González argued that Spain had earned the right to be trusted by its EU partners when it comes to economic policy.
“It is not as if Spain has not been doing its homework, it is not as if Spain has not been responsible in the past. We’ve been reducing our public debt, we’ve been reducing our deficit, we’ve been reforming our retirement age,” she said. “So it’s not about asking anybody to shoulder our debt, it’s about making a common investment into keeping the European market functioning.”
However, González said there was one useful parallel with the euro crisis. She noted a 2012 declaration by then European Central Bank President Mario Draghi to do “whatever it takes” to preserve the euro had huge symbolic value and González argued a strong recovery fund could have the same effect.

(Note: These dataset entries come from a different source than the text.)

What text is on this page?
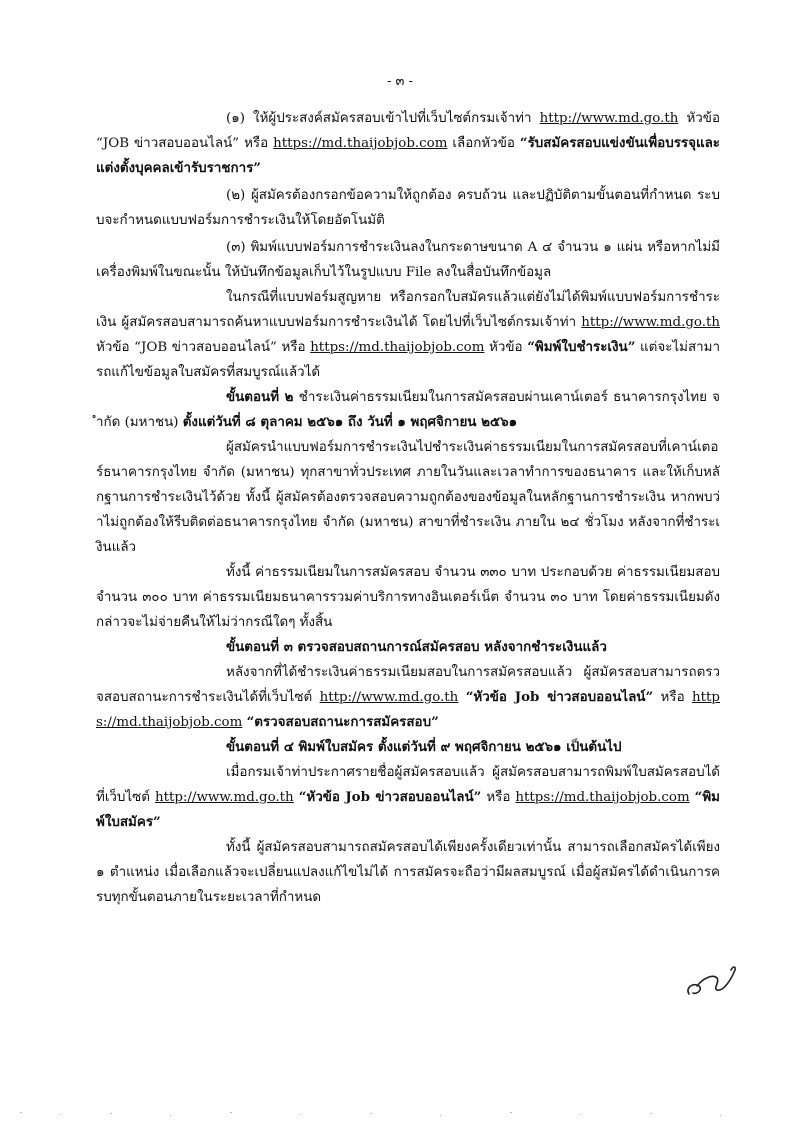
- ๓ -

(๑) ให้ผู้ประสงค์สมัครสอบเข้าไปที่เว็บไซต์กรมเจ้าท่า http://www.md.go.th หัวข้อ “JOB ข่าวสอบออนไลน์” หรือ https://md.thaijobjob.com เลือกหัวข้อ “รับสมัครสอบแข่งขันเพื่อบรรจุและแต่งตั้งบุคคลเข้ารับราชการ”

(๒) ผู้สมัครต้องกรอกข้อความให้ถูกต้อง ครบถ้วน และปฏิบัติตามขั้นตอนที่กำหนด ระบบจะกำหนดแบบฟอร์มการชำระเงินให้โดยอัตโนมัติ

(๓) พิมพ์แบบฟอร์มการชำระเงินลงในกระดาษขนาด A ๔ จำนวน ๑ แผ่น หรือหากไม่มีเครื่องพิมพ์ในขณะนั้น ให้บันทึกข้อมูลเก็บไว้ในรูปแบบ File ลงในสื่อบันทึกข้อมูล

ในกรณีที่แบบฟอร์มสูญหาย หรือกรอกใบสมัครแล้วแต่ยังไม่ได้พิมพ์แบบฟอร์มการชำระเงิน ผู้สมัครสอบสามารถค้นหาแบบฟอร์มการชำระเงินได้ โดยไปที่เว็บไซต์กรมเจ้าท่า http://www.md.go.th หัวข้อ “JOB ข่าวสอบออนไลน์” หรือ https://md.thaijobjob.com หัวข้อ “พิมพ์ใบชำระเงิน” แต่จะไม่สามารถแก้ไขข้อมูลใบสมัครที่สมบูรณ์แล้วได้

ขั้นตอนที่ ๒ ชำระเงินค่าธรรมเนียมในการสมัครสอบผ่านเคาน์เตอร์ ธนาคารกรุงไทย จำกัด (มหาชน) ตั้งแต่วันที่ ๘ ตุลาคม ๒๕๖๑ ถึง วันที่ ๑ พฤศจิกายน ๒๕๖๑

ผู้สมัครนำแบบฟอร์มการชำระเงินไปชำระเงินค่าธรรมเนียมในการสมัครสอบที่เคาน์เตอร์ธนาคารกรุงไทย จำกัด (มหาชน) ทุกสาขาทั่วประเทศ ภายในวันและเวลาทำการของธนาคาร และให้เก็บหลักฐานการชำระเงินไว้ด้วย ทั้งนี้ ผู้สมัครต้องตรวจสอบความถูกต้องของข้อมูลในหลักฐานการชำระเงิน หากพบว่าไม่ถูกต้องให้รีบติดต่อธนาคารกรุงไทย จำกัด (มหาชน) สาขาที่ชำระเงิน ภายใน ๒๔ ชั่วโมง หลังจากที่ชำระเงินแล้ว

ทั้งนี้ ค่าธรรมเนียมในการสมัครสอบ จำนวน ๓๓๐ บาท ประกอบด้วย ค่าธรรมเนียมสอบ จำนวน ๓๐๐ บาท ค่าธรรมเนียมธนาคารรวมค่าบริการทางอินเตอร์เน็ต จำนวน ๓๐ บาท โดยค่าธรรมเนียมดังกล่าวจะไม่จ่ายคืนให้ไม่ว่ากรณีใดๆ ทั้งสิ้น

ขั้นตอนที่ ๓ ตรวจสอบสถานการณ์สมัครสอบ หลังจากชำระเงินแล้ว

หลังจากที่ได้ชำระเงินค่าธรรมเนียมสอบในการสมัครสอบแล้ว ผู้สมัครสอบสามารถตรวจสอบสถานะการชำระเงินได้ที่เว็บไซต์ http://www.md.go.th “หัวข้อ Job ข่าวสอบออนไลน์” หรือ https://md.thaijobjob.com “ตรวจสอบสถานะการสมัครสอบ”

ขั้นตอนที่ ๔ พิมพ์ใบสมัคร ตั้งแต่วันที่ ๙ พฤศจิกายน ๒๕๖๑ เป็นต้นไป

เมื่อกรมเจ้าท่าประกาศรายชื่อผู้สมัครสอบแล้ว ผู้สมัครสอบสามารถพิมพ์ใบสมัครสอบได้ที่เว็บไซต์ http://www.md.go.th “หัวข้อ Job ข่าวสอบออนไลน์” หรือ https://md.thaijobjob.com “พิมพ์ใบสมัคร”

ทั้งนี้ ผู้สมัครสอบสามารถสมัครสอบได้เพียงครั้งเดียวเท่านั้น สามารถเลือกสมัครได้เพียง ๑ ตำแหน่ง เมื่อเลือกแล้วจะเปลี่ยนแปลงแก้ไขไม่ได้ การสมัครจะถือว่ามีผลสมบูรณ์ เมื่อผู้สมัครได้ดำเนินการครบทุกขั้นตอนภายในระยะเวลาที่กำหนด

“What changed the game … is the moment Europe gave a signal that it was creating a shield that covered all its members. That’s what happened when Draghi said, ‘Whatever it takes.’ What’s needed today is a signal here again that we are going to create a shield that will help all EU members,” González said.
Any recovery fund would come on top of a €500 million package to combat the crisis agreed by EU finance ministers earlier this month. Many EU leaders have spoken in favor of a recovery fund but its size has yet to be agreed and there are deep divisions over how it should be paid for and how it should work.

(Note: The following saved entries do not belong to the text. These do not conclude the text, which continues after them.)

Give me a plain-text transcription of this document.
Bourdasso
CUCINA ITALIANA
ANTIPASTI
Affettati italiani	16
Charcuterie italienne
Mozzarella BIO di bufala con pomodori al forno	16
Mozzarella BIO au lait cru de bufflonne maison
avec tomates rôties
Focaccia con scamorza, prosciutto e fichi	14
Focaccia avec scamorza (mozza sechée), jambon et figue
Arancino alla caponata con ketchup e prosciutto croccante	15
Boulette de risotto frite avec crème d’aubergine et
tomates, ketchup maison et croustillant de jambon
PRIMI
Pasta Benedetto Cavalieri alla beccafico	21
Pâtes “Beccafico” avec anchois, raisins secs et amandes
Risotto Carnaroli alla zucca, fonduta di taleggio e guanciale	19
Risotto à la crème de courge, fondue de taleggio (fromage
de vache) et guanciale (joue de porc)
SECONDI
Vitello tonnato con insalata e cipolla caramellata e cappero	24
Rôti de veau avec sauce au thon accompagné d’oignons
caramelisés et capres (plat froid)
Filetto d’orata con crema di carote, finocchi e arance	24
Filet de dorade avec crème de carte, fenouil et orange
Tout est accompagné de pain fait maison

González said Spain was open to taking on board concerns of other EU members, for example in setting limits on how money from the fund could be spent and how countries report on their spending.
She said the size of the grants from the fund should not be determined by “pre-existing criteria” such as contributions to the EU budget, but on measurements of the impact of the coronavirus on each country, such as the percentage of people affected, the increase in unemployment levels or a drop in GDP.
But she added Spain is open to discussion on these indicators. “We have not set them in stone,” she said.